Por eso papá y mamá se preocupan por mi
vocación. Quieren que aprenda bien el oficio que los
nuestros han ejercido durante siglos. Tengo que
aprender a meterle miedo a la gente, es la única
forma que tengo para poder permanecer en casa.
Yo les sugerí a mis padres una solución distinta.
Les dije que podíamos ser amigables y llegar a un
acuerdo con alguna gente simpática que no tenga un
lugar donde vivir. Nosotros compartiríamos con ellos
la casa con la condición de que no prendan luces de
noche y nos dejen la oscuridad en paz para
divertirnos. Papá y mamá no quieren oírme. Se miran
preocupados. Mamá dice:
—¡Ay! No sé qué haremos con nuestro hijo. Tiene
doscientos trece años cumplidos y aún no se le ha
despertado la vocación. No tiene instinto de fantasma.
(Usó la palabra fantasma así completa, aunque sabe
que a mí no me gusta).
Mis padres son una cosa seria. Quieren que
cuando sea grande me convierta en lo que ellos
desean. No me preguntan mi opinión. Yo, por
ejemplo, cuando sea grande quisiera ser:
1.-Bombero: Para apagar el fuego. Su luminosidad
me hace daño a los ojos.
2.-Astronauta: Para ir a Marte. Tal vez los
marcianos no se asusten de mí.
3.- Biólogo Marino: Para conocer el mar. Debe ser
como un abuelo fantasma, enorme, sin ojos y sin
bigotes.
Pero ya sé que no me aceptarían en ninguna de
estas profesiones. Seguramente si voy a inscribirme
al Cuerpo de Bomberos, a la Universidad del Mar o a
la NASA pasaría lo de siempre: la gente saldría
corriendo al verme y gritarían como locos, así sean
muy científicos.
Y si supieran que no hacemos nada. Todo es
pura leyenda. Tenemos la misión de asustar a la
gente, pero es por sobrevivencia. Así como los
perros ladran, la gente habla y los pájaros vuelan, de
la misma forma nosotros asustamos, pero no nos
comemos a nadie ni tampoco hacemos daño.
Nuestra sola presencia causa impresión en las
personas.
Tal vez somos demasiado transparentes y, como
el sol nos hace tanto daño, no podemos ir a la playa
a broncearnos.
Ahora miro por la ventana. Papá y mamá
salieron a asustar en los pocos callejones oscuros y
solitarios que quedan en la ciudad. Se van molestos,
porque nunca quiero acompañarlos.
—Así jamás aprenderás nuestras técnicas —reclamó
papá antes de atravesar la puerta sin abrirla.

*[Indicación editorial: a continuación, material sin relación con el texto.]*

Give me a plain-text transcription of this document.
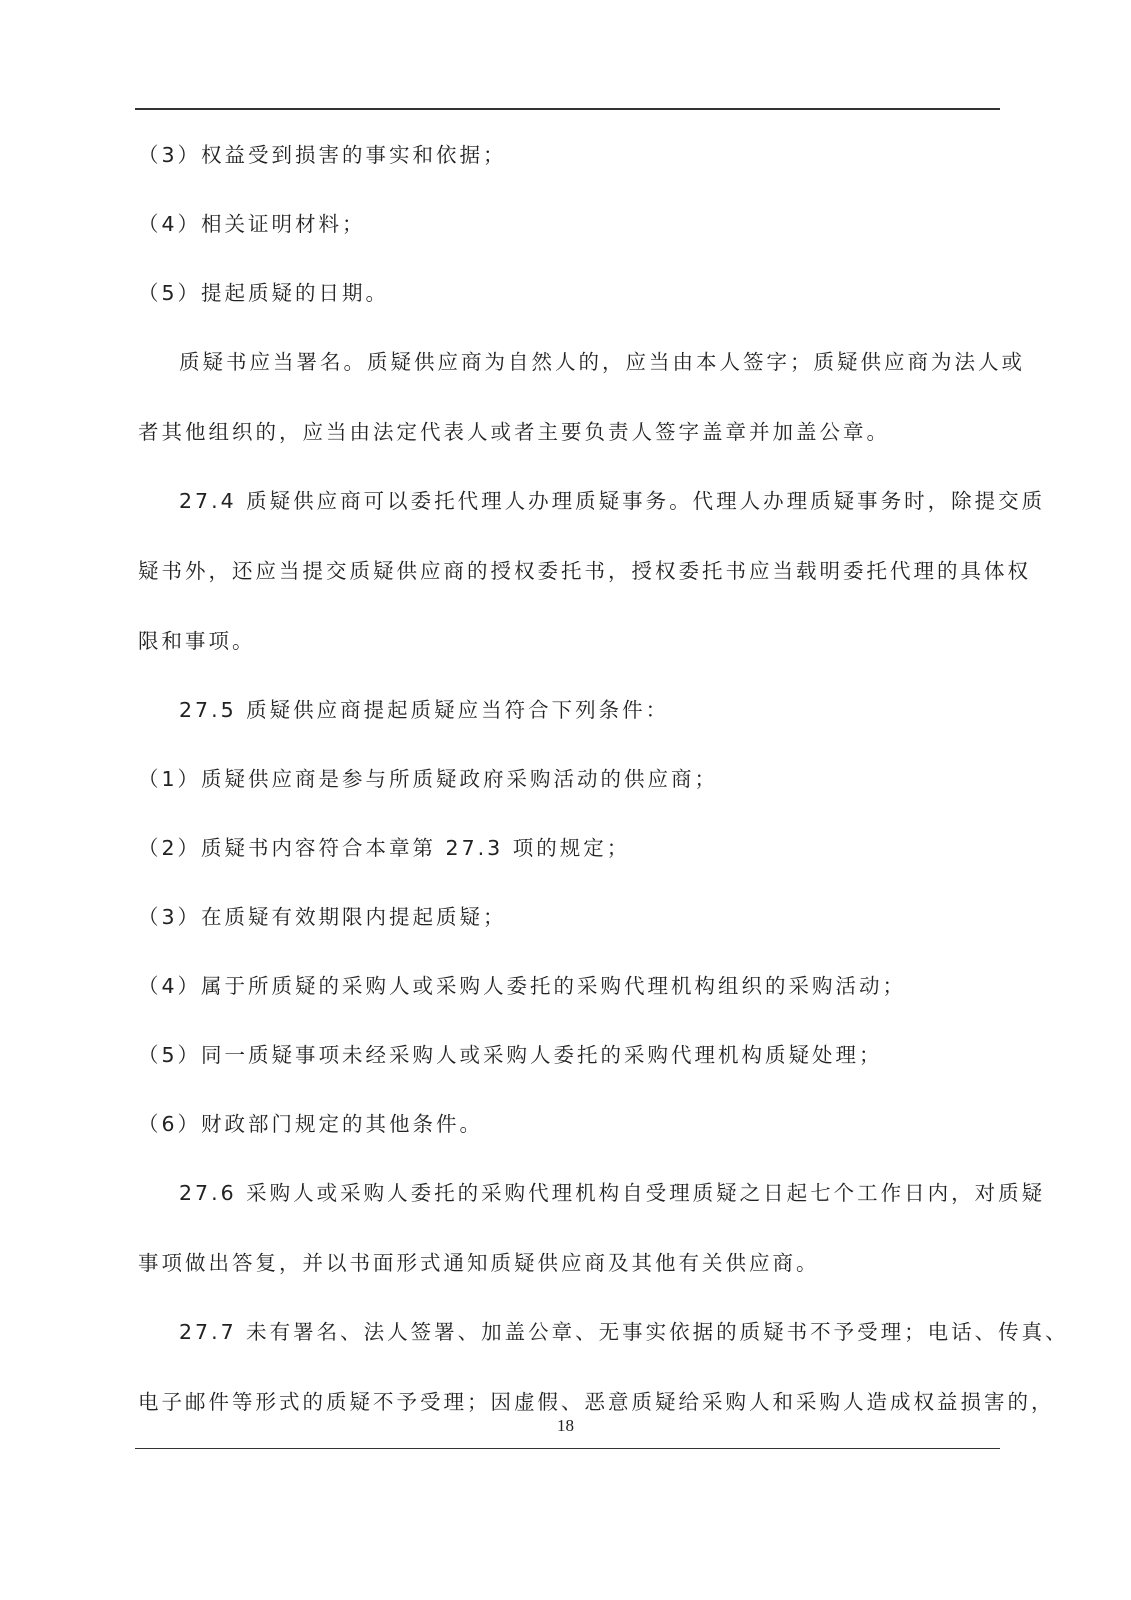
（3）权益受到损害的事实和依据；
（4）相关证明材料；
（5）提起质疑的日期。
质疑书应当署名。质疑供应商为自然人的，应当由本人签字；质疑供应商为法人或
者其他组织的，应当由法定代表人或者主要负责人签字盖章并加盖公章。
27.4 质疑供应商可以委托代理人办理质疑事务。代理人办理质疑事务时，除提交质
疑书外，还应当提交质疑供应商的授权委托书，授权委托书应当载明委托代理的具体权
限和事项。
27.5 质疑供应商提起质疑应当符合下列条件：
（1）质疑供应商是参与所质疑政府采购活动的供应商；
（2）质疑书内容符合本章第 27.3 项的规定；
（3）在质疑有效期限内提起质疑；
（4）属于所质疑的采购人或采购人委托的采购代理机构组织的采购活动；
（5）同一质疑事项未经采购人或采购人委托的采购代理机构质疑处理；
（6）财政部门规定的其他条件。
27.6 采购人或采购人委托的采购代理机构自受理质疑之日起七个工作日内，对质疑
事项做出答复，并以书面形式通知质疑供应商及其他有关供应商。
27.7 未有署名、法人签署、加盖公章、无事实依据的质疑书不予受理；电话、传真、
电子邮件等形式的质疑不予受理；因虚假、恶意质疑给采购人和采购人造成权益损害的，
18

Entonces pasan apenas minutos. Alguien entra. Es
Marta otra vez, tan invisible como la noche y como yo.
Tomo fuerzas porque esta vez sí voy a hablarle.
Cuento inédito de Mireya Tabuas,, 1996
Ilustraciones de Anitta Brett 2020
ACTIVIDADES PROPUESTAS
Ya leíste cuáles profesiones le gustan al fantasma.
¿Qué te gustaría ser a ti cuando seas grande?
Escribe el nombre de la profesión o el oficio que
te guste (pueden ser varios) y dibújalo.
¿Tú crees que Marta y el fantasma hablaron?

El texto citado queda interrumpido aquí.